La chaiselongue ove si adagiava, lo sguardo appuntato sulla parete colma di foto, della madre Alice, di sua nonna la regina Vittoria di Inghilterra e paesaggi della Germania e della Gran Bretagna, un quadro dell’Annunciazione e un arazzo Gobelin che rappresentava Maria Antonietta e i suoi figli, dono dell’ambasciata francese, i vasi sempre colmi di fiori, nella specie lillà e rose freschi, mescolati al suo profumo preferito White Rose e alle sigarette che fumava, nei momenti di quiete che di fretta, ovvero sempre, una sigaretta appresso l’altra.

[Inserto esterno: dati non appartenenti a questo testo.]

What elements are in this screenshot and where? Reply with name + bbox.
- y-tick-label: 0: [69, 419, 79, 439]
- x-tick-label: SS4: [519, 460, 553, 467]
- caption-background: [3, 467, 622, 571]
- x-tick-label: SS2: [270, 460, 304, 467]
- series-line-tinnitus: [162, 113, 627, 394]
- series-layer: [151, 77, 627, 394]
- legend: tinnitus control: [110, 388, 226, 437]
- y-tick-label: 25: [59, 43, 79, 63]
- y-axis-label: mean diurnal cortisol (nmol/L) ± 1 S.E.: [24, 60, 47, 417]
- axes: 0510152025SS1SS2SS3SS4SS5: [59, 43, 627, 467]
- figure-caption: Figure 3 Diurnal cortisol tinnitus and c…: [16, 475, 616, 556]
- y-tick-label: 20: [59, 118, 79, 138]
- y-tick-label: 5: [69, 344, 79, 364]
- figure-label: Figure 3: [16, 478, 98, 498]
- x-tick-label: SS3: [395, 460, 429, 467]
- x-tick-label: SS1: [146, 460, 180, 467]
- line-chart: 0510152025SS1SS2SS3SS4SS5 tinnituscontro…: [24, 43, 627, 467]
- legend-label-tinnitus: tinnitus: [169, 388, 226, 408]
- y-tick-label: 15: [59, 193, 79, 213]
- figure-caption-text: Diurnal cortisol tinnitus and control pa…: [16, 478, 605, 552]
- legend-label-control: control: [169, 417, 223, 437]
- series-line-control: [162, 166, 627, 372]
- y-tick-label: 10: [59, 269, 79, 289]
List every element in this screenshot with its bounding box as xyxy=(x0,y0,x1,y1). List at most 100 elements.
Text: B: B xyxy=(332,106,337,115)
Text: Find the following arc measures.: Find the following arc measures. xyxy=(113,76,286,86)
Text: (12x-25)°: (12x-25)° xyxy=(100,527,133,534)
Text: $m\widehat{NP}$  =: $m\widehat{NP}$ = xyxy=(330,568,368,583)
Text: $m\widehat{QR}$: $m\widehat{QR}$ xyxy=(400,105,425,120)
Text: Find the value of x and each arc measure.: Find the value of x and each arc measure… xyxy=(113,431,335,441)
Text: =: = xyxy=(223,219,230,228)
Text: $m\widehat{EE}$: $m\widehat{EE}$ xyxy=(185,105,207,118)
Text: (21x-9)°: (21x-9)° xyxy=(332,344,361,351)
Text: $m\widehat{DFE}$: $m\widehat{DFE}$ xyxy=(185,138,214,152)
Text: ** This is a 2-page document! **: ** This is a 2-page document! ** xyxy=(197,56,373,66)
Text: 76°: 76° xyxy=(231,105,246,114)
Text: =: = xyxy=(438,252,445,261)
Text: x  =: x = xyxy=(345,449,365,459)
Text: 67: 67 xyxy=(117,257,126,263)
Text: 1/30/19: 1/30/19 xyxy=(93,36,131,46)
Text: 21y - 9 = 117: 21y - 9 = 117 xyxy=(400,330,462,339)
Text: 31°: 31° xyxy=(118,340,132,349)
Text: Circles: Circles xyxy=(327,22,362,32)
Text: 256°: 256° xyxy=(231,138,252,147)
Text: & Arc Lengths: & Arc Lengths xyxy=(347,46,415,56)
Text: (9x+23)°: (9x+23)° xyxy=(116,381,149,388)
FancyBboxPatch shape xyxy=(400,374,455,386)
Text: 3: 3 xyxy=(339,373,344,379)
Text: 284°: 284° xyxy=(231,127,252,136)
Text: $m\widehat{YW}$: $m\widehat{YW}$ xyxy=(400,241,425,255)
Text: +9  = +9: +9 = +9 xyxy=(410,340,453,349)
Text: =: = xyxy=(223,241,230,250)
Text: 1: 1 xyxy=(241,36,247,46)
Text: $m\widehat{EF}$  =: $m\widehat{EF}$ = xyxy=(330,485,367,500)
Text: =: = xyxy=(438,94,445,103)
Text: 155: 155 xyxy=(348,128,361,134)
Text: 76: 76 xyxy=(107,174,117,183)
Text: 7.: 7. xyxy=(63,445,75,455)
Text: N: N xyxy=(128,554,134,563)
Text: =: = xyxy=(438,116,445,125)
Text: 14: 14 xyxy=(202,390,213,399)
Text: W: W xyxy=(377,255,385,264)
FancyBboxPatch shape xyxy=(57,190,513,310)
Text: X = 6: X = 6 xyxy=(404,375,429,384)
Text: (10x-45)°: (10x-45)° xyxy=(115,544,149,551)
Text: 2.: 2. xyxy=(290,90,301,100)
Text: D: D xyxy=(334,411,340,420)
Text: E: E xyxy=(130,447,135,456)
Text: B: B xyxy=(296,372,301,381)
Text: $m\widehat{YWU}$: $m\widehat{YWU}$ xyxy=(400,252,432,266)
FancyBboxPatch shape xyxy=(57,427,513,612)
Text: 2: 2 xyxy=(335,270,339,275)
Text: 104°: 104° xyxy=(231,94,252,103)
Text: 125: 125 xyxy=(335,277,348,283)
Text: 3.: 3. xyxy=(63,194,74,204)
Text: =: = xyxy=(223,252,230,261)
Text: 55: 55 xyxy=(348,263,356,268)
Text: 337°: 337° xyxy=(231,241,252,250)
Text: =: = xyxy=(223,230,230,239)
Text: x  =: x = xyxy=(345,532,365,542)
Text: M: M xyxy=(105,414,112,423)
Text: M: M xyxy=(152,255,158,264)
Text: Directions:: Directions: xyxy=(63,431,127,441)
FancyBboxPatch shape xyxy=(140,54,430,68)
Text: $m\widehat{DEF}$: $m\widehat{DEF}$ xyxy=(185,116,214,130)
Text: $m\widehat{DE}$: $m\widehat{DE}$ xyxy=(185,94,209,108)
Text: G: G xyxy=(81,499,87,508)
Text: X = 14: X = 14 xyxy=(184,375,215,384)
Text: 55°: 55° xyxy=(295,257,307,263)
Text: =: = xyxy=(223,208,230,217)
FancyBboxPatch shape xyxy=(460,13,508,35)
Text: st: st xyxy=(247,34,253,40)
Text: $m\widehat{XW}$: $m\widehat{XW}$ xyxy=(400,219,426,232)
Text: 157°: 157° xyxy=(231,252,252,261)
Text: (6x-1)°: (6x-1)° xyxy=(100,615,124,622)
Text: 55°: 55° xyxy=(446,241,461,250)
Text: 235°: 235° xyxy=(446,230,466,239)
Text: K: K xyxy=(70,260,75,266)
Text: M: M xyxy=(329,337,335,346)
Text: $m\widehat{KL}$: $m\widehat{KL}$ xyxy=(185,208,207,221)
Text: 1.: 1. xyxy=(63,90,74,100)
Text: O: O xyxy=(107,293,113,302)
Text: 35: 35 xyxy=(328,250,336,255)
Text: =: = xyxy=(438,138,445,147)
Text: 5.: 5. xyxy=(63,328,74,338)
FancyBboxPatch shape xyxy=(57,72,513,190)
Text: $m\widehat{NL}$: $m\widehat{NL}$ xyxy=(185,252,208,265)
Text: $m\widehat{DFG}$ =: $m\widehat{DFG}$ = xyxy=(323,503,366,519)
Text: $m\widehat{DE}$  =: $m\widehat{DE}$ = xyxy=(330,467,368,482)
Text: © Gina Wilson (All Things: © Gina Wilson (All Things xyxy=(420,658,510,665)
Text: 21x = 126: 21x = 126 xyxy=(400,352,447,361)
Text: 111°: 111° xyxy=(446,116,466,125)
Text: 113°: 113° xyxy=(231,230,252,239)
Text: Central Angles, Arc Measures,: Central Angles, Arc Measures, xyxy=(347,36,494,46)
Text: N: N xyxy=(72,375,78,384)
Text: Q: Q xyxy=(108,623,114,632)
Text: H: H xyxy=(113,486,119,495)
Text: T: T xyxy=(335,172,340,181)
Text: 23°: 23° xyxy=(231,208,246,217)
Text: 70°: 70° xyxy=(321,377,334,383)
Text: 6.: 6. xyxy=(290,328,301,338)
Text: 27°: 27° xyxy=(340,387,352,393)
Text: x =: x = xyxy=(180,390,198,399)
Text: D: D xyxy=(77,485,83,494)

Quando  l'emofilia di Alessio si era palesata, con il marito aveva scelto di tenere il segreto, ritenendo che la questione fosse strettamente privata.
Da un pezzo non compariva in pubblico, se non per ineludibile obbligo, e se compariva il suo viso era irrigidito per la tensione nei riguardi di Alessio.
Ignorando il segreto, le persone scambiavano la sua tensione per alterigia, il viso una maschera, si sentiva una bara, una simulatrice.
Quando Alessio  stava male, le scuse ufficiali erano una storta, una febbre, un raffreddore.

E la gente, ignara, malignava, le voci definivano lo zarevic  storpio, deforme, un mentecatto con crisi epilettiche.


Segreti e dicerie, la tragedia era dietro l’angolo.